Compare Dawkins to someone like the Australian philosopher of religion Graham Oppy. Oppy is, like Dawkins, an atheist. Unlike Dawkins, when he criticises theists' arguments, he actually knows what he is talking about, and doesn't make the kind of juvenile mistakes that Dawkins makes. Unlike Dawkins, he's read all the secondary literature on the topic, and has made significant contributions to that literature. Due to this, many theist philosophers of religion actually have a lot of respect for Oppy, even though they (of course) disagree with his conclusions–among philosophers of religion (whether theist or atheist), Dawkins is mostly viewed as an example of what happens when an expert in one field decides to write a book in a completely unrelated one, and their valuable contributions to the former field are no guarantee their attempt to contribute to the later will be of any value at all.


Thank you for the detailed answer. I understood perfectly what you meant and I think you are correct in your criticism. This is a sign of poor scholarship from Dawkins, I'm better off knowing about it.

A small quibble, unrelated to your explanation, is that if this particular theological argument is not respected even among theologians, it does not constitute an example of arguments that "were effectively fended off hundreds or in some cases thousands of years ago by theology and apologetics".


> A small quibble, unrelated to your explanation, is that if this particular theological argument is not respected even among theologians, it does not constitute an example of arguments that "were effectively fended off hundreds or in some cases thousands of years ago by theology and apologetics".

Well, to give a different example - in the midst of discussing Aquinas' proofs, he advances the claim that omniscience and omnipotence are logically incompatible. There is a long history in Jewish, Christian and Islamic philosophy of debating closely related questions. The 10th century Rabbi Saadia Gaon, the 12th century Islamic philosopher Ibn Rushd (Averroes), and Aquinas himself all discussed paradoxes of omnipotence (the classic "can God create a stone heavier than he can lift?") – the resolution of which generally turns on precisely how "omnipotence" is defined. There is similarly a long history in all three religions of intellectual debate over the relationship between divine omniscience, the nature of time and God's relationship to it, and human free will (if God perfectly knows the future, does that mean the future is predetermined? if the future is predetermined, how can humans have free will?) – topics discussed by ancient Christian philosophers and theologians such as Boethius (6th century) and Augustine (5th century), the Jewish philosopher Maimonides (aka Rambam, 12th/13th century), the 7th–10th century disputes in Islamic theology over predestination (qadr) versus free will.
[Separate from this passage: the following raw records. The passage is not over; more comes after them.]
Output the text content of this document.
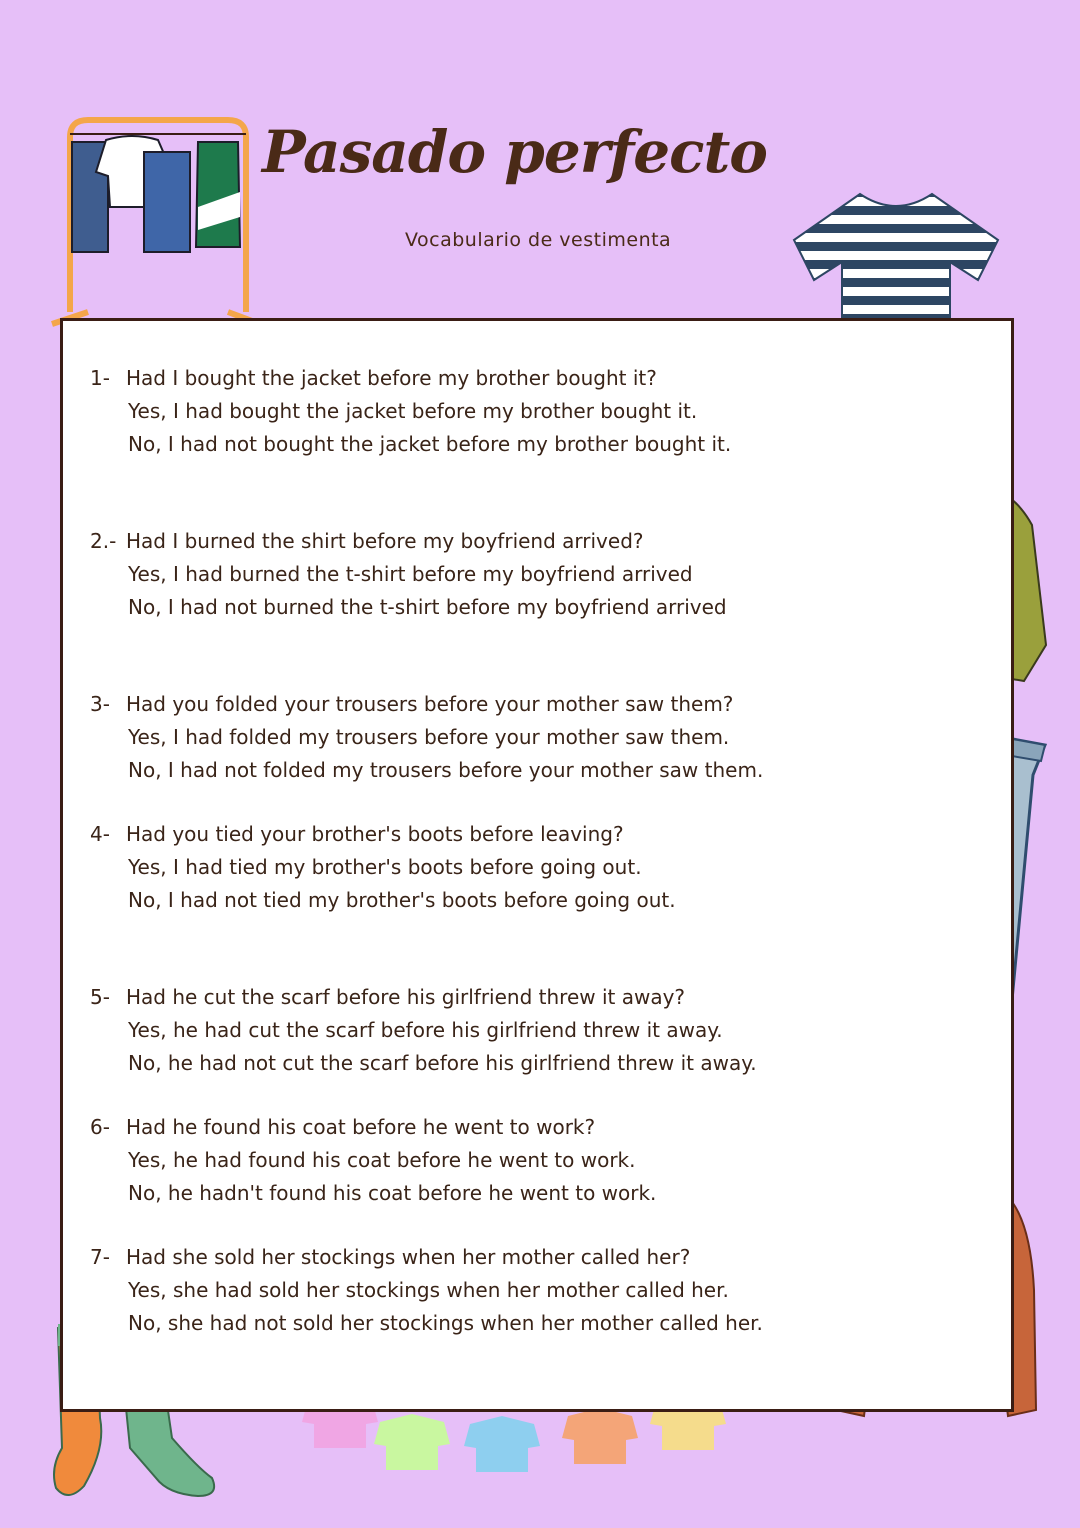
Pasado perfecto
Vocabulario de vestimenta
1- Had I bought the jacket before my brother bought it?
Yes, I had bought the jacket before my brother bought it.
No, I had not bought the jacket before my brother bought it.
2.- Had I burned the shirt before my boyfriend arrived?
Yes, I had burned the t-shirt before my boyfriend arrived
No, I had not burned the t-shirt before my boyfriend arrived
3- Had you folded your trousers before your mother saw them?
Yes, I had folded my trousers before your mother saw them.
No, I had not folded my trousers before your mother saw them.
4- Had you tied your brother's boots before leaving?
Yes, I had tied my brother's boots before going out.
No, I had not tied my brother's boots before going out.
5- Had he cut the scarf before his girlfriend threw it away?
Yes, he had cut the scarf before his girlfriend threw it away.
No, he had not cut the scarf before his girlfriend threw it away.
6- Had he found his coat before he went to work?
Yes, he had found his coat before he went to work.
No, he hadn't found his coat before he went to work.
7- Had she sold her stockings when her mother called her?
Yes, she had sold her stockings when her mother called her.
No, she had not sold her stockings when her mother called her.
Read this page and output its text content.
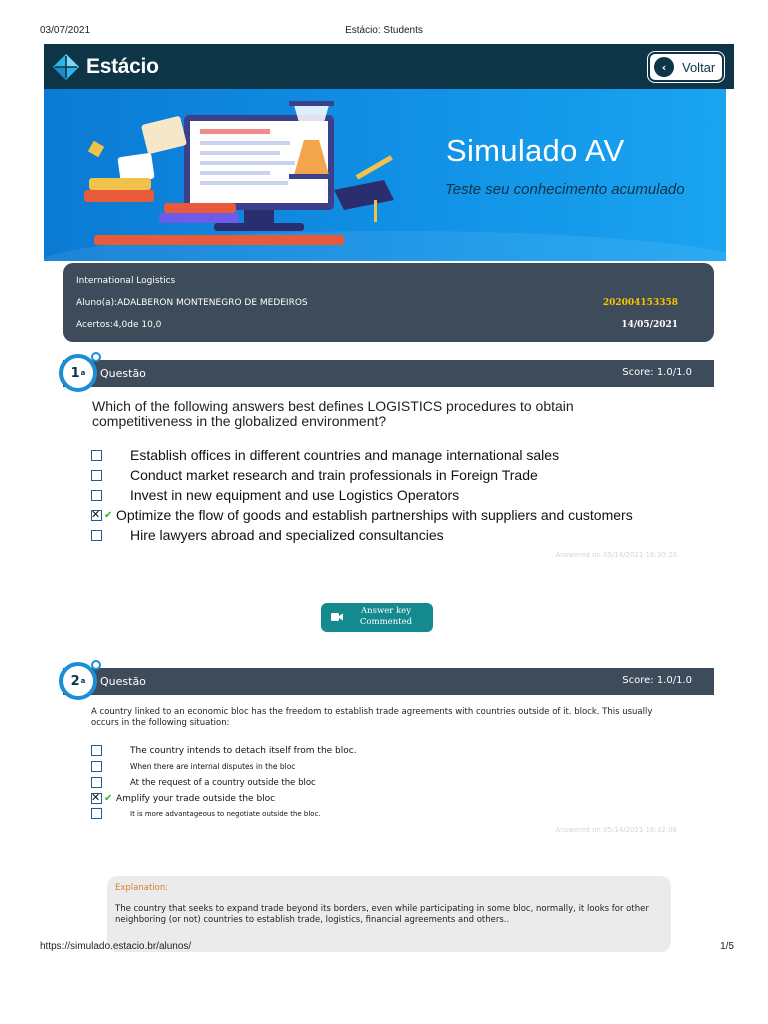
03/07/2021	Estácio: Students
Estácio	‹	Voltar
Simulado AV
Teste seu conhecimento acumulado
International Logistics
Aluno(a):ADALBERON MONTENEGRO DE MEDEIROS
Acertos:4,0de 10,0
202004153358
14/05/2021
Questão	Score: 1.0/1.0
1 a
Which of the following answers best defines LOGISTICS procedures to obtain competitiveness in the globalized environment?
Establish offices in different countries and manage international sales
Conduct market research and train professionals in Foreign Trade
Invest in new equipment and use Logistics Operators
✕
✔ Optimize the flow of goods and establish partnerships with suppliers and customers
Hire lawyers abroad and specialized consultancies
Answered on 05/14/2021 16:30:20
Answer key
Commented
Questão	Score: 1.0/1.0
2 a
A country linked to an economic bloc has the freedom to establish trade agreements with countries outside of it. block. This usually occurs in the following situation:
The country intends to detach itself from the bloc.
When there are internal disputes in the bloc
At the request of a country outside the bloc
✕
✔ Amplify your trade outside the bloc
It is more advantageous to negotiate outside the bloc.
Answered on 05/14/2021 16:32:08
Explanation:
The country that seeks to expand trade beyond its borders, even while participating in some bloc, normally, it looks for other neighboring (or not) countries to establish trade, logistics, financial agreements and others..
https://simulado.estacio.br/alunos/	1/5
Obviously this lengthy history of debate, stretching back many centuries, even 1500 years, has a lot of relevance to Dawkins' claim of a contradiction – and, as usual, Dawkins appears utterly ignorant of all of it. His argument seems to be basically that he knows what "omnipotent" and "omniscient" mean (he may have consulted a dictionary), and obviously by his definitions they contradict each other – zero interest in whether his definitions of them agree with those of philosophers and theologians who've examined these issues before – and then he cites a poem which expresses the same view. So I think that is a good example of what you are looking for in your quibble – although the plural in "thousands of years ago" is possibly somewhat of an exaggeration. I'm not sure if anyone ever answered Dawkins precise objection (although I wouldn't rule it out), but closely related objections have been discussed many times before.


I see. I think this is another great and very appropriate example, this time directly addressing the initial claim. I stand thoroughly corrected. Thanks for taking the time to explain it in a way that I and anybody else unfamiliar with this field could understand it.